According to Honneth, “the
institutional autonomization of the intimate relationship, which stripped
itself of any external supports in the social tasks in the family expectations,
ended up making only the still individual feelings of affection and attraction
decide how long the duration of the bond with one another”[34].
The fact of joining two persons linked to each other
is considered the third sphere of personal attachment, given that, for social
freedom, which we can speak of in the concept of the modern family, triangularity
is decisive and constitutive[35].
In addition, the traditional structure of the family
composed of the father (provider), the mother (caretaker of the home) and the
child (the object of formation for the future) was altered by social factors
(including economic, market and professional) and implied a change of concepts.

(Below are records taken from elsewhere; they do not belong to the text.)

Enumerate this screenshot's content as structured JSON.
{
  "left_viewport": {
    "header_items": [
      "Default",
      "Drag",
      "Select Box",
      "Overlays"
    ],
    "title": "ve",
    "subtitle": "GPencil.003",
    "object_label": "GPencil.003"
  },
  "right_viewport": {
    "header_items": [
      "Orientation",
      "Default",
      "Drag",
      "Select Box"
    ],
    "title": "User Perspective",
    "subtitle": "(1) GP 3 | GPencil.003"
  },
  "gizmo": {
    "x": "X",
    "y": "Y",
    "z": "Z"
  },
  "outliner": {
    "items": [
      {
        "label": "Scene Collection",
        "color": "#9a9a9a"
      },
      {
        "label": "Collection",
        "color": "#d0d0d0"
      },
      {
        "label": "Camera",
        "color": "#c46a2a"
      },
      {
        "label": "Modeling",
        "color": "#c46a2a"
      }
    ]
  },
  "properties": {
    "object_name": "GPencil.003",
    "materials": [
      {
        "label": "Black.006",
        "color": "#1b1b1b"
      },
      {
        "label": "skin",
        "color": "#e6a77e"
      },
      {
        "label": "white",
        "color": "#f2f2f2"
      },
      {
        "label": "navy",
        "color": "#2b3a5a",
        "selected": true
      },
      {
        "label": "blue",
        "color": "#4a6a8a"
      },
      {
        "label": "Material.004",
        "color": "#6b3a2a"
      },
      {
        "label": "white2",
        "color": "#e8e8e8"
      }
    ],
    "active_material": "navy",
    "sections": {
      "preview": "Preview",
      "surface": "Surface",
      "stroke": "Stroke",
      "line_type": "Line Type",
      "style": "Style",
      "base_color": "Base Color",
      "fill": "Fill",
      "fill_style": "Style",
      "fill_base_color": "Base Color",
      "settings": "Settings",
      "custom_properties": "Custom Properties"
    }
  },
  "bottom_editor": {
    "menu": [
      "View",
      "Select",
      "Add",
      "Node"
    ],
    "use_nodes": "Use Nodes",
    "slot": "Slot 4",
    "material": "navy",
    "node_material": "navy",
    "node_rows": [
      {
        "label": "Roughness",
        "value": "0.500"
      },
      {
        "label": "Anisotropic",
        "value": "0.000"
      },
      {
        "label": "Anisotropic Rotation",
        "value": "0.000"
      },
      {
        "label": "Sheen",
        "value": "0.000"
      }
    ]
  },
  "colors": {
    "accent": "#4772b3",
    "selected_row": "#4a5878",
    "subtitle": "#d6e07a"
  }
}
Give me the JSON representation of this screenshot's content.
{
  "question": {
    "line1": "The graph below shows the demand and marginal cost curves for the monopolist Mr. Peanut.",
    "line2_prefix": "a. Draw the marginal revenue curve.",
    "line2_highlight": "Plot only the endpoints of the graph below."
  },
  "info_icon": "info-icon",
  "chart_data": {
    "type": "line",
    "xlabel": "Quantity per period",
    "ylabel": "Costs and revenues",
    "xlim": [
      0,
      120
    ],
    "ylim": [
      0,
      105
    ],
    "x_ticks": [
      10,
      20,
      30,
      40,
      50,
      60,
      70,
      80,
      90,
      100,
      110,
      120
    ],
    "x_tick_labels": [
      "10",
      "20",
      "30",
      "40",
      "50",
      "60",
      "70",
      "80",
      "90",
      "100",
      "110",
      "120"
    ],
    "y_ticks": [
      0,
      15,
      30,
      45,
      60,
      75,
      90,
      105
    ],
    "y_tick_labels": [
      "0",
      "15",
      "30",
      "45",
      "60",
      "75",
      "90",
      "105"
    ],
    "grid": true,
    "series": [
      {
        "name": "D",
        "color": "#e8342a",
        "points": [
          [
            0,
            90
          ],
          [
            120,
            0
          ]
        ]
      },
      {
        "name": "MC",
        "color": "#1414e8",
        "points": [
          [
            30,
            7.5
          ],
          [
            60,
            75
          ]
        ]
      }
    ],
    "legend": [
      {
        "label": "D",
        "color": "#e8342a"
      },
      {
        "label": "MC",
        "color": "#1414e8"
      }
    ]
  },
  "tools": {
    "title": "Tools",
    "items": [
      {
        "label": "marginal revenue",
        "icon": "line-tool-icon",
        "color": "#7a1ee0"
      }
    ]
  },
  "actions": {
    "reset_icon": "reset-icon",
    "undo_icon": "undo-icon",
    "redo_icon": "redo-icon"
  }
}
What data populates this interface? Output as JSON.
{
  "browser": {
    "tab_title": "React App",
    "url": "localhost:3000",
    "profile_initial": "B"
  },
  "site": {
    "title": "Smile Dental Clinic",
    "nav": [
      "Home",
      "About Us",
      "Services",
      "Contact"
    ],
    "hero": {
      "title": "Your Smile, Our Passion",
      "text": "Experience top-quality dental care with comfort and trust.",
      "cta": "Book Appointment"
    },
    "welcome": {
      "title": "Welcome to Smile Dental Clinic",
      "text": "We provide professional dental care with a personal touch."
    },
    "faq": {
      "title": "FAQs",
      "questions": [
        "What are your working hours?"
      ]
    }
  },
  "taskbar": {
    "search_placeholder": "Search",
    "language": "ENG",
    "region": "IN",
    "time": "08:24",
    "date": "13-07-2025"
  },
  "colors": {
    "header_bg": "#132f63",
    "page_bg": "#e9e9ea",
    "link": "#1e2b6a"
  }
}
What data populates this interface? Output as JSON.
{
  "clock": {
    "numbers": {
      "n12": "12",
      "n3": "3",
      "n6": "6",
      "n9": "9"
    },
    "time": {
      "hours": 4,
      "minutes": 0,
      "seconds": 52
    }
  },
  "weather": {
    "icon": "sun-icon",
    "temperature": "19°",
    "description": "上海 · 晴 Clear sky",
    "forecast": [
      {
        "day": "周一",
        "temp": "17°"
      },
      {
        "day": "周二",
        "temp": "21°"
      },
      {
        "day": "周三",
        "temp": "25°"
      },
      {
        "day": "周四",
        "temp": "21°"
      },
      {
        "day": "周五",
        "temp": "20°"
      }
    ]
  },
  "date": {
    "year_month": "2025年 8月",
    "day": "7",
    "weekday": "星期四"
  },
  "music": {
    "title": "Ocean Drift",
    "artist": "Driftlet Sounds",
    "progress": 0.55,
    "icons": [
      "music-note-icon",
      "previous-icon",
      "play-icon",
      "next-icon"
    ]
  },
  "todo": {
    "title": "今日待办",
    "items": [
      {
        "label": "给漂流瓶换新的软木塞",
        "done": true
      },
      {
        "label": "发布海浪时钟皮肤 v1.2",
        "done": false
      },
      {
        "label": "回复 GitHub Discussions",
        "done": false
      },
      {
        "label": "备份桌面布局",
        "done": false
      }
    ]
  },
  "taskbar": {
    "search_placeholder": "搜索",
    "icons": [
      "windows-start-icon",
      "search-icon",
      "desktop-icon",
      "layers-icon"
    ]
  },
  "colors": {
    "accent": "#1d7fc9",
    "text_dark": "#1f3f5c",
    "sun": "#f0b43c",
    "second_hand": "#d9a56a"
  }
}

This transformation was also reflected in the father’s position in the
triangular relationship for the child’s affective-social socialization, which
was once the exclusive role of the mother[36].
Incorporated in the intimate relationship, the
principle of remission of revocation loses legitimacy within the family, since
the relationships between parents and children are not legally and normatively
irredeemable, becoming a central point of attention and lifelong care for
parents[37].
Distinct family nuclei (married / unmarried parents,
biological / social children, heterosexual / homosexual parents) are more
frequent. The relational device composed of three members with the same rights
and values, whose roles and tasks change over the course of the phases of life
in common, allows us to draw some conclusions about the implicit norms of
current family life[38].
One observes the alternation of roles, independently of the norms, and,
gradually, it has been assuming an institutional force, which is the
fulfillment of a normative requirement, which has accompanied the modern
family, as well as in romantic love: each of its three members - father, mother
and son – “is inserted in the family with the same rights, each one in the
peculiarity of his subjectivity, and, in this way, it is correspondingly that
he should receive a zeal and an empathy that correspond to his needs”[39].
To Honneth, “according to the normative principle,
today the three members of the family - and it does not matter if they are one
or more children - are opposed to the normative principle as partners of
interaction in equal rights, being able to expect empathy, dedication and care
demanded by their specific needs and inherent to each stage in which they are:
at the normative level, this is precisely the consequence of which the
triangularity of family today, as a tendency went from a “in itself”
to a “for itself”[40].
In reality, there is a “moral obligation” in families,
according to the standard of the duties of friendship: “if grown children, in
relation to care and support, are only forced by their parents since the
relationship continues to be characterized as love, and affection, we must rid
ourselves of the old conception of love and affection, we must rid ourselves of
the old conception that these are duties attached to roles or even “natural”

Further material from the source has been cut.